- Born: January 2, 1960 (age 66) Winnipeg, Manitoba, Canada

Curling career
- Brier appearances: 2 (1998, 2000)
- World Championship appearances: 1 (2000)

Medal record
Men's curling
Representing British Columbia
Labatt Brier
| Gold medal – first place | 2000 Saskatoon |  |
Representing Canada
World Curling Championships
| Gold medal – first place | 2000 Glasgow |  |

= Greg McAulay =

Canadian curler

Gregory McAulay (born January 2, 1960) is a Canadian World champion curler from Richmond, British Columbia.

==Career==
McAulay has been to two Briers in his career. At the 1998 Labatt Brier, he skipped his British Columbia team to a 7-4 record in the round robin before losing to Saskatchewan (skipped by Rod Montgomery) in a tie-breaker.

In the 2000 Labatt Brier, his team of himself, Brent Pierce, Bryan Miki and Jody Sveistrup finished with an impressive 9-2 record to finish in first place after the round robin. In the playoffs, he defeated Russ Howard's New Brunswick rink twice to capture his only Brier title.

This Brier win qualified McAulay for the 2000 Ford World Curling Championships, where he would skip the Canadian team.
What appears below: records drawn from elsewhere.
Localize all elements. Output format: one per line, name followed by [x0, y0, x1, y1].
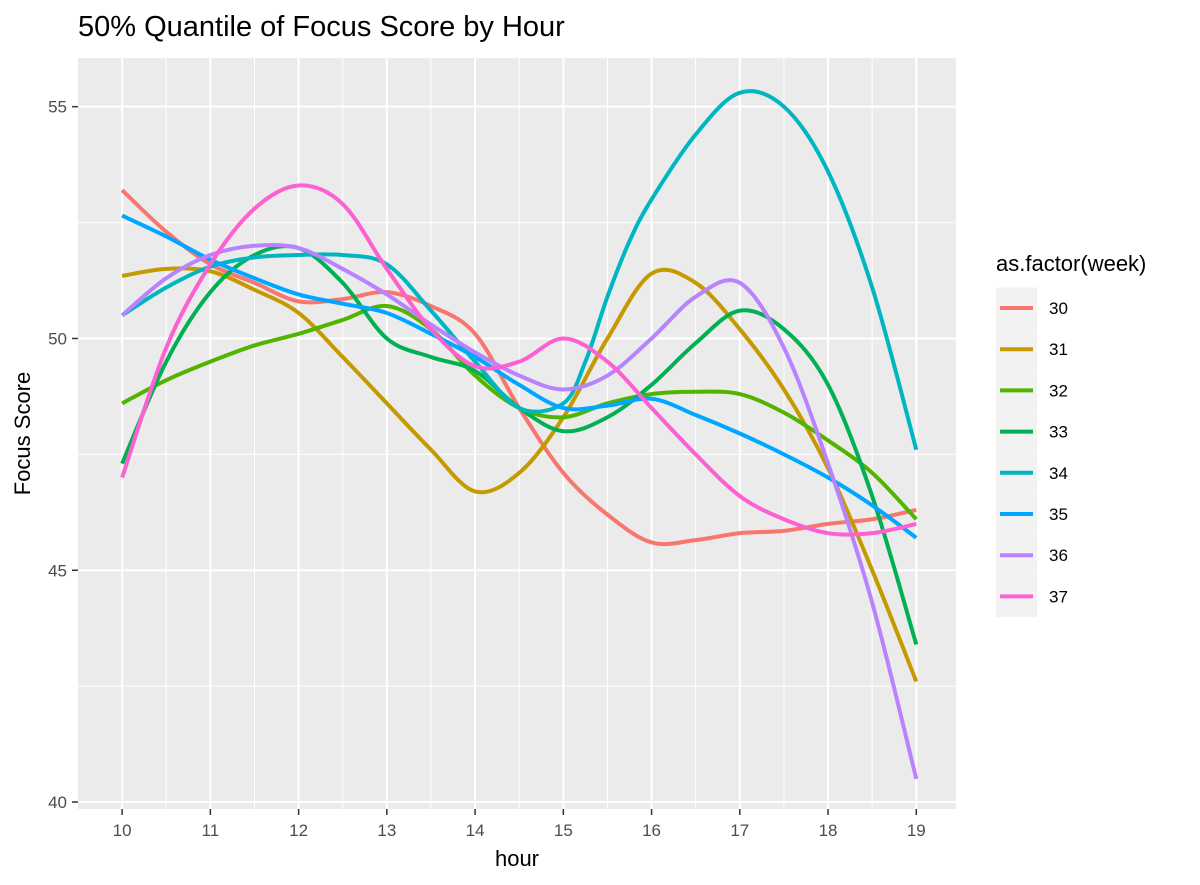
x-tick-label: 14 — [466, 821, 485, 840]
legend-item-week-31: 31 — [996, 328, 1068, 370]
y-axis-title: Focus Score — [10, 372, 35, 496]
x-tick-label: 15 — [554, 821, 573, 840]
legend-label: 33 — [1049, 423, 1068, 442]
x-axis-title: hour — [495, 846, 539, 871]
legend-label: 35 — [1049, 505, 1068, 524]
legend-item-week-34: 34 — [996, 452, 1068, 494]
legend-item-week-37: 37 — [996, 575, 1068, 617]
x-tick-label: 13 — [377, 821, 396, 840]
chart-title: 50% Quantile of Focus Score by Hour — [78, 11, 565, 43]
legend-label: 32 — [1049, 381, 1068, 400]
legend-item-week-30: 30 — [996, 287, 1068, 329]
series-lines — [120, 89, 919, 780]
legend-title: as.factor(week) — [996, 251, 1146, 276]
x-tick-label: 10 — [113, 821, 132, 840]
legend-label: 30 — [1049, 299, 1068, 318]
x-tick-label: 12 — [289, 821, 308, 840]
y-tick-label: 50 — [48, 329, 67, 348]
y-axis: 40 45 50 55 — [48, 98, 78, 812]
x-axis: 10 11 12 13 14 15 16 17 18 19 — [113, 809, 926, 840]
x-tick-label: 16 — [642, 821, 661, 840]
x-tick-label: 17 — [730, 821, 749, 840]
x-tick-label: 18 — [819, 821, 838, 840]
series-line-week-31 — [121, 266, 919, 683]
legend-items: 30 31 32 33 34 35 36 37 — [996, 287, 1068, 617]
y-tick-label: 40 — [48, 793, 67, 812]
legend-item-week-33: 33 — [996, 411, 1068, 453]
legend-label: 37 — [1049, 587, 1068, 606]
legend-label: 31 — [1049, 340, 1068, 359]
legend-label: 36 — [1049, 546, 1068, 565]
x-tick-label: 19 — [907, 821, 926, 840]
series-line-week-37 — [120, 183, 917, 537]
series-line-week-35 — [121, 213, 918, 540]
minor-gridlines — [78, 58, 956, 809]
x-tick-label: 11 — [202, 821, 220, 840]
legend-item-week-36: 36 — [996, 534, 1068, 576]
legend: as.factor(week) 30 31 32 33 34 35 36 37 — [996, 251, 1146, 617]
y-tick-label: 45 — [48, 561, 67, 580]
y-tick-label: 55 — [48, 98, 67, 117]
major-gridlines — [78, 58, 956, 809]
legend-label: 34 — [1049, 464, 1068, 483]
legend-item-week-32: 32 — [996, 369, 1068, 411]
series-line-week-36 — [120, 242, 919, 780]
legend-item-week-35: 35 — [996, 493, 1068, 535]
At the Worlds, he finished with an 8-1 record. He defeated Craig Brown's American rink in the semi-final, then Peja Lindholm's Swedish rink in the final.

==Awards==
- British Columbia Sports Hall of Fame: inducted in 2002 with all of 2000 Greg McAulay team, Canadian and World champions

==Personal life==
McAulay's niece is Manitoba curler Kerri Einarson.